Image of The Secret Life of Boo-Boos: A Human Body Book for Kids - Discover the Science behind How Your Body Heals (Funny Books for Kids)
Illustrator(s): 
Release Date: 
May 1, 2021
Publisher/Imprint: 
Sourcebooks Explore
Pages: 
32
Reviewed by: 

The Secret Life of Boo-Boos is a winner for future doctors, nurses, physician’s assistants, or anyone wanting to learn about the human body in a clever and understandable way.”

The Secret Life of Boo-Boos: The Super Science Behind How Your Body Heals Bumps, Bruises, Scratches, and Scrapes! is supposedly for four to eight year olds. Readers of all ages will learn a thing or two about our bodies and how wounds are treated from within.

The first page introduces an orange and bluish-purple egg-shaped creature with glasses who says, “Hi, I’m a boo-boo.” The double-page spread shows a playground with lots of injuries taking place: a boy’s green face getting hit by a soccer ball, another child getting a face scratch from his own fingernails, another child stumbling, another getting kicked from behind, a child falling out of a tree, and a girl scraping her knee while playing jump rope.

The next double-page spread talks about blood and what it is. White blood cells are drawn as warriors swimming along with the red blood cell river. Some are in boats or wearing inner tubes and nurse hats. They are eating the black viruses, bacteria, and other waste. All of this is taking place in an arm with greenish-blue veins and red arteries.

How Our Bodies Heal is the next double-page spread. It shows four steps in the healing process and illustrates how a pimple is formed in the different layers of skin. ”When the platelets dry, they form a crust on top of the boo-boo that works like a natural bandage to keep out viruses and bacteria.”

The next double-page spread is a catalog of boo-boos, including cuts, scratches, bumps, burns, bites and stings, and punctures. Green and yellow-faced children are shown getting these boo-boos, along with a dog and cat. ”Luckliy, our skin protects us like bubble wrap, helping us avoid damage in important parts of our body, like muscles, bone, and organs, and keeping viruses and bacteria out!”

The pages go on to explain basic first aid (what to do), the rainbow inside a bruise, boo-boos in the wild, and an interesting page of how boo-boos have been treated around the world in ancient times and present. The next page shows how wild animals protect themselves from burns (mud for a rhino), and wounds (licking). Natural human remedies from plants and honey are shown on the opposite page.

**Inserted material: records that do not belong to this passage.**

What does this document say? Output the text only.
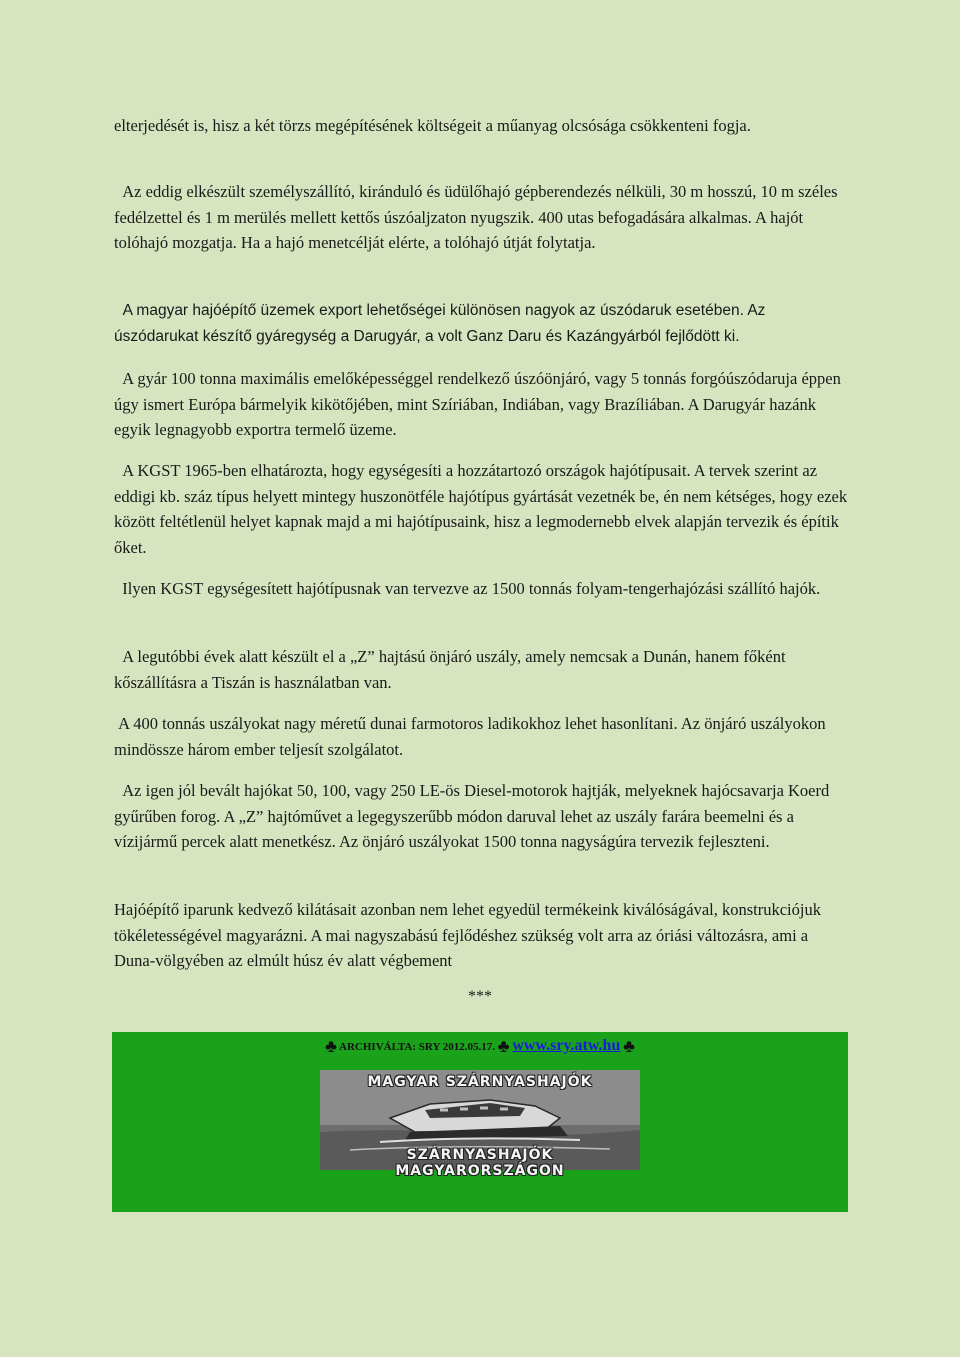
elterjedését is, hisz a két törzs megépítésének költségeit a műanyag olcsósága csökkenteni fogja.

Az eddig elkészült személyszállító, kiránduló és üdülőhajó gépberendezés nélküli, 30 m hosszú, 10 m széles fedélzettel és 1 m merülés mellett kettős úszóaljzaton nyugszik. 400 utas befogadására alkalmas. A hajót tolóhajó mozgatja. Ha a hajó menetcélját elérte, a tolóhajó útját folytatja.

A magyar hajóépítő üzemek export lehetőségei különösen nagyok az úszódaruk esetében. Az úszódarukat készítő gyáregység a Darugyár, a volt Ganz Daru és Kazángyárból fejlődött ki.

A gyár 100 tonna maximális emelőképességgel rendelkező úszóönjáró, vagy 5 tonnás forgóúszódaruja éppen úgy ismert Európa bármelyik kikötőjében, mint Szíriában, Indiában, vagy Brazíliában. A Darugyár hazánk egyik legnagyobb exportra termelő üzeme.

A KGST 1965-ben elhatározta, hogy egységesíti a hozzátartozó országok hajótípusait. A tervek szerint az eddigi kb. száz típus helyett mintegy huszonötféle hajótípus gyártását vezetnék be, én nem kétséges, hogy ezek között feltétlenül helyet kapnak majd a mi hajótípusaink, hisz a legmodernebb elvek alapján tervezik és építik őket.

Ilyen KGST egységesített hajótípusnak van tervezve az 1500 tonnás folyam-tengerhajózási szállító hajók.

A legutóbbi évek alatt készült el a „Z” hajtású önjáró uszály, amely nemcsak a Dunán, hanem főként kőszállításra a Tiszán is használatban van.

A 400 tonnás uszályokat nagy méretű dunai farmotoros ladikokhoz lehet hasonlítani. Az önjáró uszályokon mindössze három ember teljesít szolgálatot.

Az igen jól bevált hajókat 50, 100, vagy 250 LE-ös Diesel-motorok hajtják, melyeknek hajócsavarja Koerd gyűrűben forog. A „Z” hajtóművet a legegyszerűbb módon daruval lehet az uszály farára beemelni és a vízijármű percek alatt menetkész. Az önjáró uszályokat 1500 tonna nagyságúra tervezik fejleszteni.

Hajóépítő iparunk kedvező kilátásait azonban nem lehet egyedül termékeink kiválóságával, konstrukciójuk tökéletességével magyarázni. A mai nagyszabású fejlődéshez szükség volt arra az óriási változásra, ami a Duna-völgyében az elmúlt húsz év alatt végbement

***
♣ ARCHIVÁLTA: SRY 2012.05.17. ♣ www.sry.atw.hu ♣
MAGYAR SZÁRNYASHAJÓK
SZÁRNYASHAJÓK MAGYARORSZÁGON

There is even a true or false test on the next two pages with answers in the back. The last double-page spread has some interesting facts that didn’t fit elsewhere, like white blood cells and platelets only making up one percent of a drop of blood, and how donating blood can help others and the requirements to donate (17 and over 110 pounds, no recent tattoos or piercings).

The book is pretty wonderful, easy to understand, funny, and colorful. Only one thing stands out as a typo; otherwise it makes no sense. ”Platelets last five days because they must be kept at body temperature.” With a little tweaking of that sentence, the book would be perfect!

The Secret Life of Boo-Boos is a winner for future doctors, nurses, physician’s assistants, or anyone wanting to learn about the human body in a clever and understandable way.